Nerd icon Wil Wheaton has returned to sci-fi television as Eureka's slimy Dr. Isaac Parrish. We spoke with him at Comic-Con about just what makes good (and bad) technobabble, the secret to playing a scientist, and what's ahead on Eureka!

What's it like stepping back into the world of technobabble?

The technobabble is terrific because the technobabble on Eureka comes from science advisers, and even with the made-up science our science adviser comes up with a way to take that fake science and give it at least a toehold in reality. And things follow a logical flow. Unlike Star Trek where they just made up words that sounded technical.


It's almost like it's a language unto itself, and you're either fluent in technobabble or it's like you're speaking broken English...

I wrote a post on my blog about this, about the delivery of technobabble. You know, when a scientist talks about science, they have a point of view about the science, they're excited about it, they feel passionately about it. So when they're describing thermodynamics, they're excited in a way that that excitement comes through and also their expert knowledge comes through. What you don't see is a scientist going, "God, what happens!?" As an actor, it's very important that I have the same passion and the same point of view about these made-up facts that the character does so that when the audience watches that scene, they don't see an actor going, "Oh god, what happens?" They see a scientist who is excited about something bringing that across and communicating it to the other characters. It's really challenging to do technobabble well, and I gained an additional level of respect for the people who do that all the time and do it really well.

So what can you tease about your role in this season of Eureka?

Dr. Marten's coming to Eureka, and she's beautiful and charming and intelligent, and Fargo likes her, so Dr. Parrish immediately needs to win Dr. Marten's affection, not only because she's smart and beautiful and clever, but because if Dr. Parrish wins, Fargo loses. And that is their relationship.


When you made your first appearance in season 4.0, was it just a one-off or did you know you'd be coming back?


[Co-executive producer] Amy [Berg] said if the character works, then we would really like to fit you in for 4.5. And it kinda felt like an extended audition for me, and I had to forget that and leave it out and just do my best job. I think before we were even done with production, [executive producer] Jaime [Paglia] said, "We're loving Dr. Parrish, we want to have you in for more. Will you come back for the back half o the season?" And I said, "Yeah, how many?" And he said, "I don't know, how many can you be in?" And it was great, it was a terrific, terrific season for me.

When Dr.
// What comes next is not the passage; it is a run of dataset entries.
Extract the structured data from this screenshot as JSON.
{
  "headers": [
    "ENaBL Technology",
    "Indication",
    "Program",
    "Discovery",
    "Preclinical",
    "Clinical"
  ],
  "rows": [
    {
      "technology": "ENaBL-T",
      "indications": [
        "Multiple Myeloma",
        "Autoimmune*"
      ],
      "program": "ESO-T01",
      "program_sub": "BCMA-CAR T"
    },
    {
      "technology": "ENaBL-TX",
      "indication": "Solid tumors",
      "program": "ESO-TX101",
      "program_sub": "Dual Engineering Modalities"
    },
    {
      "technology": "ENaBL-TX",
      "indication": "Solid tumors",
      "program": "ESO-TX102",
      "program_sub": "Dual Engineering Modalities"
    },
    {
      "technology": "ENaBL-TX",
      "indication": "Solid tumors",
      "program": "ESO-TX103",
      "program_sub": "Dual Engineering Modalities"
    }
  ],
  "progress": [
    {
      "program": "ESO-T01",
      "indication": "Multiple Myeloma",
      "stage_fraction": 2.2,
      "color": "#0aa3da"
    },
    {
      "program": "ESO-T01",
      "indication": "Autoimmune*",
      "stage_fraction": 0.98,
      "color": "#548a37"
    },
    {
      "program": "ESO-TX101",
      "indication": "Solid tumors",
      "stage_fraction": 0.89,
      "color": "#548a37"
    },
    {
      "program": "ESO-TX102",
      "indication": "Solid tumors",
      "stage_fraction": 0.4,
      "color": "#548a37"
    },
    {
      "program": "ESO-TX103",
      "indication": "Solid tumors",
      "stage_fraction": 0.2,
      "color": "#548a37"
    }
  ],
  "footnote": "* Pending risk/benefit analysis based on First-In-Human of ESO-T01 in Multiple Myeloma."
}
Parrish became a regular, did you want to tone down him down a bit to make him more palatable, or did you amp up his jerkish qualities?

Characters always evolve over the course of a season, unless something is explicitly plotted out and it's like "you are the killer," things are constantly open to evolution and to changing. Things happen on the set that can never be predicted in the writers' room and character relationships develop between actors and just because of certain things in scripts and that really affects how a character evolves and changes. I don't think Dr. Parrish changes too much. I mean, his function in the show is to be sort of a guy you love to hate. And he's not heroic and he's not selfless and he's kind of a dick and that's just sort of who he is. And I think he remains true to that. And even guys that are giant dicks have moments of kindness, but that is sort of who he is and I worked real hard to stay true to that.


On Dr. Parrish's relationships with the other characters...

I love the relationship that develops between Parrish and Carter because know, everybody in Eureka is just sort-of like "Oh Carter, you're an everyman and you're cute, and kind-of don't know things," but Parrish is like, "You are so stupid." And Colin [Ferguson] and I are such good friends that we have developed this really wonderful relationship where we were, he's being patient and Parrish is being a jerk, and Parrish mistakes his patience for weakness and it makes for some of my favorite scenes to shoot. And I would love to see more of the relationship continue.


Were there any relationships that surprised you, that you didn't anticipate Dr. Parrish having?

There was a moment that happened during rehearsal where I had a scene with Joe Morton [who plays Henry] and with Colin. We're trying to do something, and it's kind of time-sensitive, and I don't remember exactly what it is, but it's sort of like, "Really, if we could stop the world from flipping itself inside-out and imploding, and putting the lava beast back in the hold and preventing the Balrog from climbing out, that'd be great guys. Fix the thing!" [Eds. note: In case it isn't clear, Wil was not describing the actual plot of an episode. Awesome as that all would be.] We have this thing where we're analytically talking about a thing, and in rehearsal, Joe and I realized that we're both scientists, so we could get excited about the science behind something and we start geeking out about the science of this thing until Colin says, "Guys, world is melting! Geek out later!" And it changed the relationship between Parrish and Henry because Parrish now respects him and likes him.

What should fans be on the lookout for this season? What's the big thing they should be keeping in mind?


The Astreus mission is going to fundamentally change everything. And none of us are prepared for it.

Eureka airs Mondays at 8:00 PM EST on Syfy.